All Flashcards
Define Statistics
The art, language and science of data.
What is synonymous with Domain Knowledge
Business/context understanding.
Define Data
The raw, unorganised facts used in analysis.
Define Information
Data which has been processed to make it useful.
Define Knowledge
Understanding of the information.
List three common data formats
CSV
XML
RTF
Define Open Data
Data which may have no copyright or referencing requirement. E.g open-source software like R.
Define Public Data
Data within the public domain. Free to use, but still has ownership and restrictions.
Define Proprietary Data
Opposite of public data. Private IP of a company.
Define Operational Data
Used in the day-to-day activities of a business, e.g. customer records.
Define Administrative Data
Data used to make informed decisions, often the subject of analysis.
Define Structured and Unstructured Data
Structured data has a well defined model. It’s easy to tabularise.
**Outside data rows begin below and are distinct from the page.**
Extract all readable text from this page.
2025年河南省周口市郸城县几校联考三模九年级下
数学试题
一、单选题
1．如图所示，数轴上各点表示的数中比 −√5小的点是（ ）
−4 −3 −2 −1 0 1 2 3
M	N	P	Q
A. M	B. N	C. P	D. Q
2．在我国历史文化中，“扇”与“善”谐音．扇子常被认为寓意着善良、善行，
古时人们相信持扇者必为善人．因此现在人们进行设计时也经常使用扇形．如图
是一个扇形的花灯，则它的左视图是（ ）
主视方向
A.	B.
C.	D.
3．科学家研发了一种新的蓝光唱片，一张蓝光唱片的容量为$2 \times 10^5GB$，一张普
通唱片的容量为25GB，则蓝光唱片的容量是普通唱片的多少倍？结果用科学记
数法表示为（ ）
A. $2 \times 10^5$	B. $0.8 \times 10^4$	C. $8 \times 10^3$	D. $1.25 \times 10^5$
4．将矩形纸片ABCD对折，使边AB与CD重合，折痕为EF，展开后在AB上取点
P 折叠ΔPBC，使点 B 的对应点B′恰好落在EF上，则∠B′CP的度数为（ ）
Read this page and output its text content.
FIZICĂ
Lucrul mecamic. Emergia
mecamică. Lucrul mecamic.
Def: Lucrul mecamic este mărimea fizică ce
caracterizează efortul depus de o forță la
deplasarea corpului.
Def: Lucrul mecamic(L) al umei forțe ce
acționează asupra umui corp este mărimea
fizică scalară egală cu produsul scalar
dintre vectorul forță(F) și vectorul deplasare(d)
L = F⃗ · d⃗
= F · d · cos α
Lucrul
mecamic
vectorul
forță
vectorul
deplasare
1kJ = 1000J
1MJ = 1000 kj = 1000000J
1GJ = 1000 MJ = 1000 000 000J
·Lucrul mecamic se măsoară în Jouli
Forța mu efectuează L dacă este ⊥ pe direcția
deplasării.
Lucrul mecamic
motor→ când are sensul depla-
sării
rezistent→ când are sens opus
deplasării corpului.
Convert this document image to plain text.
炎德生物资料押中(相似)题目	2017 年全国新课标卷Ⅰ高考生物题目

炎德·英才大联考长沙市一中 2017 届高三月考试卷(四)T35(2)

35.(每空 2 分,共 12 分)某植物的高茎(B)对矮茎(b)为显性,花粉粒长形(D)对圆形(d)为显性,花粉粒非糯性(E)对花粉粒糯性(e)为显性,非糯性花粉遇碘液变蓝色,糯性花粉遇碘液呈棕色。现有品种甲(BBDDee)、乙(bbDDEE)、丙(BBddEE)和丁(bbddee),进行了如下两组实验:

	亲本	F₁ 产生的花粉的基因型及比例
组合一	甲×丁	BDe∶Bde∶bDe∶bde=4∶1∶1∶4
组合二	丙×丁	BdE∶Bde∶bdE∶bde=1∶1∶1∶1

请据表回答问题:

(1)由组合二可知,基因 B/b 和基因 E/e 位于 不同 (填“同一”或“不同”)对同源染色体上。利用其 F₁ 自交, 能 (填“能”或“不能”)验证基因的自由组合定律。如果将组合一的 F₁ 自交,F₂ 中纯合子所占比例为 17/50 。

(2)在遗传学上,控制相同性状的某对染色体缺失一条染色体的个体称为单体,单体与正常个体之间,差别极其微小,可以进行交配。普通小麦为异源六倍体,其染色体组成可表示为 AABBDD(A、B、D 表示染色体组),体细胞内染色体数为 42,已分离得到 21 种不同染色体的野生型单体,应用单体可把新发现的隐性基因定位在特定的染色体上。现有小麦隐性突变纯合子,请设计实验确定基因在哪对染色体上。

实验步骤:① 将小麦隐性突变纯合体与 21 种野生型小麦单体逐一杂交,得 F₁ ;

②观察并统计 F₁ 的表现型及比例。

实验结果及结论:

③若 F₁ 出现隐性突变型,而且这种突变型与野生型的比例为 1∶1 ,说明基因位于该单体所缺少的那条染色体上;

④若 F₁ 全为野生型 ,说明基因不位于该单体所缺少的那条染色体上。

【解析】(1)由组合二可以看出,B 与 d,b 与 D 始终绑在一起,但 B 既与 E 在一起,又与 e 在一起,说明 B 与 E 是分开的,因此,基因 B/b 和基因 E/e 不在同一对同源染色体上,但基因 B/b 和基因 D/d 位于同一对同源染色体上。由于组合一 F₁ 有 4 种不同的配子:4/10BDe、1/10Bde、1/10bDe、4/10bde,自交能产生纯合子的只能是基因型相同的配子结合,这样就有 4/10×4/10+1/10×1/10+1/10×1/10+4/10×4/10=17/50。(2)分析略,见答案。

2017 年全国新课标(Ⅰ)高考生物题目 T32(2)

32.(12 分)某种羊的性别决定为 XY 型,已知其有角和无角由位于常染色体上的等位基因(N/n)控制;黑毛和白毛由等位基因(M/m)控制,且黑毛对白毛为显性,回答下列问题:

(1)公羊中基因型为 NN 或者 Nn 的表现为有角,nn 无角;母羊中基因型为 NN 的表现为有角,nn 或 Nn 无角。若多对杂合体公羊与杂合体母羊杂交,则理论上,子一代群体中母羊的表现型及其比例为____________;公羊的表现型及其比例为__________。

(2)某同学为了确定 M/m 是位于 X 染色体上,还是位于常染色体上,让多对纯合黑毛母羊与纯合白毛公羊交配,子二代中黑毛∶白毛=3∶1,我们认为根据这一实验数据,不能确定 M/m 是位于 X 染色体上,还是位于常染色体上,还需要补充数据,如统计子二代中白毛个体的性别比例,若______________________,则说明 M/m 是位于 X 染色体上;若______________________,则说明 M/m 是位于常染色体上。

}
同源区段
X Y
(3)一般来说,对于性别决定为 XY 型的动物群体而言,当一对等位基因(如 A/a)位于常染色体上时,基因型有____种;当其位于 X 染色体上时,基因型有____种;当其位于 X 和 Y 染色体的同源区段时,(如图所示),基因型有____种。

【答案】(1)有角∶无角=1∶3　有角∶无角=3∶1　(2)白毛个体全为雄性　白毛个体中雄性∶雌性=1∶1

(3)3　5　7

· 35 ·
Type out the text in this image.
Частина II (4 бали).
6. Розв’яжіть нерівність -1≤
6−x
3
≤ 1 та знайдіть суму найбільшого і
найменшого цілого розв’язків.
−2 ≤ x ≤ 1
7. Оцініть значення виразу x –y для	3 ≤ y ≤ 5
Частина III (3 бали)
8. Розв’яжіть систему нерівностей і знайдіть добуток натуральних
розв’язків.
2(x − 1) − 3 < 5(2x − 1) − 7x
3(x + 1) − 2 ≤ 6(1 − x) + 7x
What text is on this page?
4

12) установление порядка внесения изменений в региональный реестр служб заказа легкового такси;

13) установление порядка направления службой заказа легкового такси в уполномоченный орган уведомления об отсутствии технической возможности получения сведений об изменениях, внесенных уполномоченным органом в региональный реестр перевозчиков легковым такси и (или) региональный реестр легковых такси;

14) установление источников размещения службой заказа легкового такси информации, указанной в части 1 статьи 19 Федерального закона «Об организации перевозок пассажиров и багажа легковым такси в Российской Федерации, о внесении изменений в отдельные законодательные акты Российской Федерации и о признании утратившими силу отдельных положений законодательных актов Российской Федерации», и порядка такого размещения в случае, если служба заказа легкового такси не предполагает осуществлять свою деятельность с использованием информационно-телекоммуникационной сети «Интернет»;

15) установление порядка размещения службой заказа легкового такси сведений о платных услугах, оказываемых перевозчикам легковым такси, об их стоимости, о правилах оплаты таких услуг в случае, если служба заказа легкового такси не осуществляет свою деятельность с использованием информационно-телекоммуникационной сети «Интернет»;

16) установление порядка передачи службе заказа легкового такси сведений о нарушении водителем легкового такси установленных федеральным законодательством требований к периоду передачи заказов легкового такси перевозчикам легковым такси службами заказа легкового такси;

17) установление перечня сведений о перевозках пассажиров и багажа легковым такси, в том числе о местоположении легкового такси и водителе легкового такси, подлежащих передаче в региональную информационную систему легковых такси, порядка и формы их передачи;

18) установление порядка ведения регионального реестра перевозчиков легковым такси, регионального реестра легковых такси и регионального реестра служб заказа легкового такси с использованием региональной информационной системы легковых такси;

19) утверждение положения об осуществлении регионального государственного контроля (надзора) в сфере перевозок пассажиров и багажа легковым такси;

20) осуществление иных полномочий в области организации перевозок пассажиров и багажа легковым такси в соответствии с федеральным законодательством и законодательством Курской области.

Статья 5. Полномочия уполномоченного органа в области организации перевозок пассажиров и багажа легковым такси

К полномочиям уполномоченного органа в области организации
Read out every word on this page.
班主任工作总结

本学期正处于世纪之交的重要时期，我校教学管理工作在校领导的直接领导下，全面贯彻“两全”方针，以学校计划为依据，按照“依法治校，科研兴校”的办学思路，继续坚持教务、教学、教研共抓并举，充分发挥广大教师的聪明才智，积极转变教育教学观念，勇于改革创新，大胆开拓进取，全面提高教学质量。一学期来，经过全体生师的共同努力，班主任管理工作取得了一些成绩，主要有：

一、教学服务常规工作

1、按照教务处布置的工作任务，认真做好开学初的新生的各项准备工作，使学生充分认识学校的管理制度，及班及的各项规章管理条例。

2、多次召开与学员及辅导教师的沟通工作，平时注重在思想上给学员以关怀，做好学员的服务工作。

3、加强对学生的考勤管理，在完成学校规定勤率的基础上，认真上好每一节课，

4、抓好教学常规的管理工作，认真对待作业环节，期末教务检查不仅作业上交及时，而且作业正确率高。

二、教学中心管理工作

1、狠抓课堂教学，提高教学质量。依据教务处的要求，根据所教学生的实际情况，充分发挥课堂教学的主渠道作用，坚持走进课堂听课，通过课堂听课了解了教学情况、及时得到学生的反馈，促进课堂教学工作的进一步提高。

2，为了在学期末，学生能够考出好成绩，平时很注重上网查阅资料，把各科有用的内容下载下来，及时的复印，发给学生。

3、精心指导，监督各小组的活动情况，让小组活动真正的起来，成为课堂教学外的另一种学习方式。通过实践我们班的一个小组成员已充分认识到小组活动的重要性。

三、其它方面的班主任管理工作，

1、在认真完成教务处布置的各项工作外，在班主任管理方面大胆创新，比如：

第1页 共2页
Unstructured data has no defined model.
Types of Quantitative Data
Discrete/categorical are numeric variables which can only take specific values, which can be counted between.
Continuous is data which can take any value within the interval.
Types of Qualitative Data
Nominal is label data with no order.
Ordinal is label data which can be ordered.
Binomial is a binary data label, e.g. TRUE/FALSE.
What are the stages of the Data Lifecycle?
Created Initial storage Archived Obsolete Deleted
How do Databases and Structured Data relate?
A database is a repository of structured data.
What is a Relational Database?
A large grouping of schemes, tables, queries, reports, views and other elements.
Explain Tables in the relational model
In the relational mode, every relation must have a header (columns) and body (rows).
Define Keys
Designated columns within a table with which the data can be ordered and linked.
What are some examples of Semi-Structured data?
XML and csv are technically semi-structured, as some processing is required to get them into table form.
Define Big Data
Sets of data which are beyond the capabilities of traditional data processing software. They must be analysed computationally.
What are the four Vs of Big Data?
Volume
Variety
Velocity
Veracity
What are Requirements?
The constraints placed on an analysis project, usually determining the data to analyse. Aims to establish the purpose of the project.
What is Explicit Knowledge?
Knowledge that can easily and swiftly be articulated to other people and is usually stored somewhere.